Carol of the Bells

for Orchestra (,, T+3, Strings)

2010, rev. 2021

Duration: 3m

Available for rental

  • Carol of the Bells for Orchestra - Carol of the Bells
PDF Perusal Score

In the year 2000, I became an early adopter of Sibelius Music Notation software, and in a frenzy of excitement and inspiration—my previous notation program was a slow and awkward Finale 2.2!—I wrote a number of arrangements, Carol of the Bells among them, though that version was for brass sextet.

Later, I adapted the arrangement for British-style brass band, and it won “Best Arrangement” in the 2005 Northrop International Brass Band Composition Competition in the Arrangement category. In 2010, I adapted it for Concert Band and Orchestra. Then, in 2021—after completing my master's degree in composition—I revised and re-scored this arrangement based on much I had learned during my course of study from Dr. Robert Frank, Dr. Xi Wang, and from working with Dr. Jack Delaney, the director of the SMU Meadows Wind Ensemble. This 2021 revision is mostly concerned with orchestration and expression markings, and reflects my 2021 tastes and preferences, as well as corrects an earlier tendency to over-score and make things harder than necessary. This version should be easily playable by any decent regional orchestra.

My goal in writing arrangements is to take a fresh look at a familiar melody and present it from a new, and hopefully unique, perspective. My version of Carol of the Bells presents a more, I guess you could say dramatic, interpretation than what you'd typically hear. It also features a “development section” that explores different keys and cross-rhythms, and ends with a big, intense coda, yet still maintains a festive atmosphere in keeping with the original purpose of the song.
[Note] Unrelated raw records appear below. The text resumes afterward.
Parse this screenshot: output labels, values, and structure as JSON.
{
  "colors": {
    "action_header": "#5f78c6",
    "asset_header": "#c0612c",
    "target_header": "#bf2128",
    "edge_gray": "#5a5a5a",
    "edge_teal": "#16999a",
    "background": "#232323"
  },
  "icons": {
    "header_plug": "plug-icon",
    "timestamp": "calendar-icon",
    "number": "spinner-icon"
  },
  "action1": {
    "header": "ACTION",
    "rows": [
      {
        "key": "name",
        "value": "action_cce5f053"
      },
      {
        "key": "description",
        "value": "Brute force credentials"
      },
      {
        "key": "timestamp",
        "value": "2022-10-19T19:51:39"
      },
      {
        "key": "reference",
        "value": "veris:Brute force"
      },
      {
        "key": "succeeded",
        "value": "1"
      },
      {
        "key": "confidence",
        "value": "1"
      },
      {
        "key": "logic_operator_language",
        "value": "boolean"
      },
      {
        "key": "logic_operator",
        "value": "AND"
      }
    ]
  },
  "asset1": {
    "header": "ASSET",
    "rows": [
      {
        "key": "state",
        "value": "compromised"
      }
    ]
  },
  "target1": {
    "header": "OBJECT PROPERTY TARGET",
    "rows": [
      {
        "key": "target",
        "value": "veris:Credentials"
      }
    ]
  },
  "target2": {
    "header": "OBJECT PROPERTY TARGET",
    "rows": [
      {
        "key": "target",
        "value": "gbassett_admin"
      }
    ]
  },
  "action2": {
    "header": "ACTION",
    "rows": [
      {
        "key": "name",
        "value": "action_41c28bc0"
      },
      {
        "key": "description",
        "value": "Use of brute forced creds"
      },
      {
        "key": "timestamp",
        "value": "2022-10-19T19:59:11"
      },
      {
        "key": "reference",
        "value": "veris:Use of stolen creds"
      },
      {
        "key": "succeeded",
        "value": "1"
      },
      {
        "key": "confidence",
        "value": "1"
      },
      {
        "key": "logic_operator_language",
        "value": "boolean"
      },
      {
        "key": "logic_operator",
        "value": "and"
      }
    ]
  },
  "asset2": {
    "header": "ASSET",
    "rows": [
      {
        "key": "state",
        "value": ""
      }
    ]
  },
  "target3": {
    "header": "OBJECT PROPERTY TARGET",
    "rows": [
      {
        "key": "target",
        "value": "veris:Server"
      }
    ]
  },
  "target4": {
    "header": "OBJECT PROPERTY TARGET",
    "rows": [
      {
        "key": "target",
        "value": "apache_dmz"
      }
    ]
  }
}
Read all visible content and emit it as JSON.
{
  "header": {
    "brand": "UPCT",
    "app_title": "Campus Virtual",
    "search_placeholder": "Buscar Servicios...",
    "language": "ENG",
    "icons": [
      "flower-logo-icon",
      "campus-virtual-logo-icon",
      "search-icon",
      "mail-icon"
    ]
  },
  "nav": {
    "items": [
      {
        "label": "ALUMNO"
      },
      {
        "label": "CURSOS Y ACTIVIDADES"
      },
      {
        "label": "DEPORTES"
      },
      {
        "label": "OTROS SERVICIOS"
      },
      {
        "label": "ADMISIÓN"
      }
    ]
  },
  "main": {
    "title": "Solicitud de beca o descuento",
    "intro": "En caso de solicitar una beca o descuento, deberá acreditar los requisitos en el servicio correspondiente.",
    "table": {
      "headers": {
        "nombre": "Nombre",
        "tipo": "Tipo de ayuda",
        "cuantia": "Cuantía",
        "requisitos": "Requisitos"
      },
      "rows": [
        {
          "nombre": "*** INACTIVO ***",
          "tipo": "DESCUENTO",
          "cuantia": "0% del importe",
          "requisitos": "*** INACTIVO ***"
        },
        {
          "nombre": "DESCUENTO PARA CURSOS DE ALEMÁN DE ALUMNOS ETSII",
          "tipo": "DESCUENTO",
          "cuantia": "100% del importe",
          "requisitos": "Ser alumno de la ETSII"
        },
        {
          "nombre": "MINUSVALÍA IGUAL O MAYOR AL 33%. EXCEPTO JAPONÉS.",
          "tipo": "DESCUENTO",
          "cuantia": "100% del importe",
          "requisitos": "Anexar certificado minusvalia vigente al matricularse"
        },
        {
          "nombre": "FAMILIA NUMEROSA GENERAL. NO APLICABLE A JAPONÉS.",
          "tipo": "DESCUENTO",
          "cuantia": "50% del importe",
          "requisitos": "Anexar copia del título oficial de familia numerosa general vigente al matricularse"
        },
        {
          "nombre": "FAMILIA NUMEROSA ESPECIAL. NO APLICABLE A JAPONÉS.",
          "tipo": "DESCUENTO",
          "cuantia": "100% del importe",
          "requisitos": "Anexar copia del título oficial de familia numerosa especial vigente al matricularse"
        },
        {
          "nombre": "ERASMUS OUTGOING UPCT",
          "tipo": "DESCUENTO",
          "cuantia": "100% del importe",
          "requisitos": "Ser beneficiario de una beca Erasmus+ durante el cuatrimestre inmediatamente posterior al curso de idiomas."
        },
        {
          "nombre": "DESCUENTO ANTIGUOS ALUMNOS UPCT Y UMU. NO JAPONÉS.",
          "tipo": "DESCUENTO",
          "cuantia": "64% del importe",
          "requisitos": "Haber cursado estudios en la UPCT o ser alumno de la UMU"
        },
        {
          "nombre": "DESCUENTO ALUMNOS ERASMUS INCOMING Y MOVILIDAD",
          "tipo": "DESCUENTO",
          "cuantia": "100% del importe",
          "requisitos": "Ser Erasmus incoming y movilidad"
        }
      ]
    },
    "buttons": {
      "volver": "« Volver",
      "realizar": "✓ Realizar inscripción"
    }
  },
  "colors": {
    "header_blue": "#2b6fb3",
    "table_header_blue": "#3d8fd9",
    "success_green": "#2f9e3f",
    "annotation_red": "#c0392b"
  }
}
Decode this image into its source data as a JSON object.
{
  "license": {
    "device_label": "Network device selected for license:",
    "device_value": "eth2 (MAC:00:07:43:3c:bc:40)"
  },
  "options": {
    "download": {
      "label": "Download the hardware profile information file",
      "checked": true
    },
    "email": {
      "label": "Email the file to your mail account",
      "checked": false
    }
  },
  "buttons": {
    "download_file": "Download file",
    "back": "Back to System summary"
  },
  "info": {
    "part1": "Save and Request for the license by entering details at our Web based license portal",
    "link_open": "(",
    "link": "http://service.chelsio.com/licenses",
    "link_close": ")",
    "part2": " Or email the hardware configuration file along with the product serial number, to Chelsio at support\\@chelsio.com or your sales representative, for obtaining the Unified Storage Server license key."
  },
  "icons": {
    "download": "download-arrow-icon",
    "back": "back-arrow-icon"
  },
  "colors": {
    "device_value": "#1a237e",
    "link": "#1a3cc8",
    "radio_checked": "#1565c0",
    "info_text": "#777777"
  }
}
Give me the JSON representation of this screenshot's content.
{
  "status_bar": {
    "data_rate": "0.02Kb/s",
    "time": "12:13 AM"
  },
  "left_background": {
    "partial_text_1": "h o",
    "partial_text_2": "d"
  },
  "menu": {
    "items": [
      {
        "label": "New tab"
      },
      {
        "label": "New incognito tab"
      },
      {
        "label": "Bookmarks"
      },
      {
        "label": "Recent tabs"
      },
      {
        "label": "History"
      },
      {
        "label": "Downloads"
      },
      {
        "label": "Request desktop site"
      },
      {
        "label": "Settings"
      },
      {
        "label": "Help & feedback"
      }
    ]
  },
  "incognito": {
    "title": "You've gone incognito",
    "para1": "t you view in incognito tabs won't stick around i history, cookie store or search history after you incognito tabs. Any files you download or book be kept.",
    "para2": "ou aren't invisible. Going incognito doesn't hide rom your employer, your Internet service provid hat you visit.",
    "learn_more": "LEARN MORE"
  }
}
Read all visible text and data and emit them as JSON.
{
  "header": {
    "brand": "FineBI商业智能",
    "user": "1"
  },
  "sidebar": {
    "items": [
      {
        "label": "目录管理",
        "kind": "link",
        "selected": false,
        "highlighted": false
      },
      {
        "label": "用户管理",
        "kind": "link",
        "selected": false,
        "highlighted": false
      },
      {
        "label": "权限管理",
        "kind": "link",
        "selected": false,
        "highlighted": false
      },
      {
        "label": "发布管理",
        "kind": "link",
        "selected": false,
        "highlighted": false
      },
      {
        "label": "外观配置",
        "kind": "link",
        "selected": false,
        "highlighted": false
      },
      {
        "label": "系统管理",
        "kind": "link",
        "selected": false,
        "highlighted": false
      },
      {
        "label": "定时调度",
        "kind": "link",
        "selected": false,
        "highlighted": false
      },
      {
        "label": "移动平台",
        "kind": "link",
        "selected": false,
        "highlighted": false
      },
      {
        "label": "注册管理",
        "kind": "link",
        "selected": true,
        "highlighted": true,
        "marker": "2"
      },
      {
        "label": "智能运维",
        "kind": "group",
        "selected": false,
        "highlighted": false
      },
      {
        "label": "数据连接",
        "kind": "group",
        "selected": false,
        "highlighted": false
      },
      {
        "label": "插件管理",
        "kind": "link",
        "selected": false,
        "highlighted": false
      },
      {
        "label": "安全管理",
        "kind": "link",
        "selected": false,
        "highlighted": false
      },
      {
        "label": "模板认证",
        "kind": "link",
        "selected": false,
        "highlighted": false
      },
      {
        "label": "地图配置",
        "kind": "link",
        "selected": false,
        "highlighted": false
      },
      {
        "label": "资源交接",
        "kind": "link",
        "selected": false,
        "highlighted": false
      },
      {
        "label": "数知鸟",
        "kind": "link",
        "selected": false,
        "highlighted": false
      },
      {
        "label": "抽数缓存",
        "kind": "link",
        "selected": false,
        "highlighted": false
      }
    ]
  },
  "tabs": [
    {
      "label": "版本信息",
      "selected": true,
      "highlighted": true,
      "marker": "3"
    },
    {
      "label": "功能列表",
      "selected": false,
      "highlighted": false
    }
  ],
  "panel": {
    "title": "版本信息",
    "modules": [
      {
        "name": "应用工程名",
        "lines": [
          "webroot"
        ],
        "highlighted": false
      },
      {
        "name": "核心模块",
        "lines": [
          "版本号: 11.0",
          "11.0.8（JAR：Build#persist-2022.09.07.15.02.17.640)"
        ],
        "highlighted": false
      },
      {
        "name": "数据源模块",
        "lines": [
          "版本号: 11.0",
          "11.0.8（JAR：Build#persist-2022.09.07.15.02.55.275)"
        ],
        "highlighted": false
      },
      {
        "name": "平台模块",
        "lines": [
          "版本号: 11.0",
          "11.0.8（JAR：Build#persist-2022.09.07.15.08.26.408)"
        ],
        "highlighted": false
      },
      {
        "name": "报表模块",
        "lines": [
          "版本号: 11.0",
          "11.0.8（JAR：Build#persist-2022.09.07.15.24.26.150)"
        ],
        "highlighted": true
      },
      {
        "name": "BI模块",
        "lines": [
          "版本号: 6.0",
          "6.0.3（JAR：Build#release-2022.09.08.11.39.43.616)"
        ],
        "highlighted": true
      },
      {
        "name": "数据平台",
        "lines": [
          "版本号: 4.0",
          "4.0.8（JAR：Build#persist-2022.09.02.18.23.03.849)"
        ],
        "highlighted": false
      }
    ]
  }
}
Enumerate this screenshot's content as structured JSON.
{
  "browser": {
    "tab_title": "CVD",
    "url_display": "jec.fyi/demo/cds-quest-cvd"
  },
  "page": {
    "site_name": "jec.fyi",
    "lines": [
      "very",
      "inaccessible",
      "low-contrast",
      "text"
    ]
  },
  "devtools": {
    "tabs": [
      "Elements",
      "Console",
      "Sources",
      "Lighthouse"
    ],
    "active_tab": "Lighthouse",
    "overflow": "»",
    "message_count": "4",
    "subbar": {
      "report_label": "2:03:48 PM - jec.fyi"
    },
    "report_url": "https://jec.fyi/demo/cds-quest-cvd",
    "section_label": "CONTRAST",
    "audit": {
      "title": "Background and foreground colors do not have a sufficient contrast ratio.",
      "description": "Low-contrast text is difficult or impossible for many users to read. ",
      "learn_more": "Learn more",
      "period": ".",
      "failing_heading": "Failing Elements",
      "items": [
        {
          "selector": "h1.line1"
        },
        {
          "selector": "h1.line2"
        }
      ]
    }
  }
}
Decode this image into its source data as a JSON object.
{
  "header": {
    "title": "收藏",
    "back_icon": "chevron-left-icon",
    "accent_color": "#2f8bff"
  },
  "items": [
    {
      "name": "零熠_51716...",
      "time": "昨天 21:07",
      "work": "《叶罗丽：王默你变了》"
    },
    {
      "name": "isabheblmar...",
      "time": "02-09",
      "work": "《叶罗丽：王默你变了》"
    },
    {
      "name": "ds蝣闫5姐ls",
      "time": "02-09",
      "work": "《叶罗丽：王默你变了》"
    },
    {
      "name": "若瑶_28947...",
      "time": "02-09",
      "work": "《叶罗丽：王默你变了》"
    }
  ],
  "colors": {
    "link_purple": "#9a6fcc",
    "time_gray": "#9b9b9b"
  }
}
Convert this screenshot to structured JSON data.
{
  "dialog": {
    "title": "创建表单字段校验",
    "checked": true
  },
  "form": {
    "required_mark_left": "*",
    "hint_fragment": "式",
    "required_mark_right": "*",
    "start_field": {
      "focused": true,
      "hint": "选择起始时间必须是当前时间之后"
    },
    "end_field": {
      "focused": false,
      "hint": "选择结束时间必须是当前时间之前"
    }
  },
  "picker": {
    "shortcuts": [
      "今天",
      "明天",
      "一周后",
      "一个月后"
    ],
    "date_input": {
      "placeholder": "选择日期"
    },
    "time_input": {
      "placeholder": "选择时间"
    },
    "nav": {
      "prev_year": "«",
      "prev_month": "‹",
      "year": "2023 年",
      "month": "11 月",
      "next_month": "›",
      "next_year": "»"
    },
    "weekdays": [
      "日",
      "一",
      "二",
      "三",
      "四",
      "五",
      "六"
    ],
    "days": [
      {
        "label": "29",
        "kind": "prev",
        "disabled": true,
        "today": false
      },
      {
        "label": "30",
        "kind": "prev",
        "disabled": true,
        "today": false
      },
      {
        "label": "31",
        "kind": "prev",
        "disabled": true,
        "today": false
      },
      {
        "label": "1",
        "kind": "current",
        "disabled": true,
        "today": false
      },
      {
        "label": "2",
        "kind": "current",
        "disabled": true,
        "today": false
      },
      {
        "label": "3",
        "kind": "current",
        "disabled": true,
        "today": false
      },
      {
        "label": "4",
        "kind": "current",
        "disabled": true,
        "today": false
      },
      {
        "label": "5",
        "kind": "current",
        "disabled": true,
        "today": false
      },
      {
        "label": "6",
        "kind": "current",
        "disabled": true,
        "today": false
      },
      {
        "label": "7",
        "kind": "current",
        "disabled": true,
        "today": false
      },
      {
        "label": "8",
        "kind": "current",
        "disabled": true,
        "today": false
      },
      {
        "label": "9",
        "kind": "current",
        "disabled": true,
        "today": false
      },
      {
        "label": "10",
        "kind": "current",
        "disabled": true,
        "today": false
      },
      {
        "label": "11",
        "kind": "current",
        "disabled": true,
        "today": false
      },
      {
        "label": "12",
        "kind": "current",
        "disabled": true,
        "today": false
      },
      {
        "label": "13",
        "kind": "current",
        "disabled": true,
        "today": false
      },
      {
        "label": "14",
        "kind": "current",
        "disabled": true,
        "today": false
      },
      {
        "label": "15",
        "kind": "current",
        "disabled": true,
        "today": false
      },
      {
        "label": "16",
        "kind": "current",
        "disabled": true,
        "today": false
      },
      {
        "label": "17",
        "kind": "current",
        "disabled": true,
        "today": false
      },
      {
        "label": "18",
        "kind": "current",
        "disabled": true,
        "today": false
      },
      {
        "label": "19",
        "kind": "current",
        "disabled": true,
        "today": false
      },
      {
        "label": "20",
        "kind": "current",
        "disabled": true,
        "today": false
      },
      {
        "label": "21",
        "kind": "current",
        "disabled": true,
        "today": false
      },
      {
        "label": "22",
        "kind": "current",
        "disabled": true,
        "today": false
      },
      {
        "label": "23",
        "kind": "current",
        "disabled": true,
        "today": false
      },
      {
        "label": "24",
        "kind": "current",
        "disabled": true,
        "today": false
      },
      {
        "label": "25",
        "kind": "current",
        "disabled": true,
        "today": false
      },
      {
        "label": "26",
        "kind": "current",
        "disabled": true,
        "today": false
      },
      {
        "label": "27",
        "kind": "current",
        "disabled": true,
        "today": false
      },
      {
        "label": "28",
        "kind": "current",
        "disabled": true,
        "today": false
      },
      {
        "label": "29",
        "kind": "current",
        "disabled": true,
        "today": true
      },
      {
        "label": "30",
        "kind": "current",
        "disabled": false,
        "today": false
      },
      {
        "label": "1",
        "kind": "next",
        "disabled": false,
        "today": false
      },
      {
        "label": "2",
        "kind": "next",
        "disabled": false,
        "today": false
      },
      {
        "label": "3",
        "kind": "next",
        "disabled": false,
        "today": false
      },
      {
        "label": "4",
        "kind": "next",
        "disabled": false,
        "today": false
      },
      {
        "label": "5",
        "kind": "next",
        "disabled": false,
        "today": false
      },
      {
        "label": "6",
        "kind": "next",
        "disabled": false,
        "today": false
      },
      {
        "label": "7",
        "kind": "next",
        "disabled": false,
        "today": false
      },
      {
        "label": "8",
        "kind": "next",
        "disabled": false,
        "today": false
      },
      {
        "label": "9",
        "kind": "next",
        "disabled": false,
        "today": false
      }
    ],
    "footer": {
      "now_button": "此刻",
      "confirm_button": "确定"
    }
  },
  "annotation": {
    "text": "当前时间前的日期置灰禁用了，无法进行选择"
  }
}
The arrangement is structured as follows...

  • Introductory Fanfare (to m. 9)

  • 1st Setting (mm. 9-44), mostly woodwinds • 2nd Setting (mm. 45-72), mostly brass

  • Development Section (mm. 73-130)

  • 3rd Setting (mm. 131-158)

  • Coda (m. 159 to end)

I explored a lot of Christmas melodies in my early years as a composer/arranger because I liked the familiarity and nostalgia of them. I also liked playing with expectations and exploring new ways of hearing these melodies that we may not have heard before. Other pieces that explore the possibilities of familiar holiday melodies are my GreensleevesIsabella Rhapsody (based on "Bring A Torch, Jeannette Isabella"), Three Kings Fantasy, and—inadvertently (because I wasn't aware it was used as a Christmas carol until well into composing it)—Variations on Noel Nouvelët. Some of them are—or soon will be—available for Symphony Orchestra.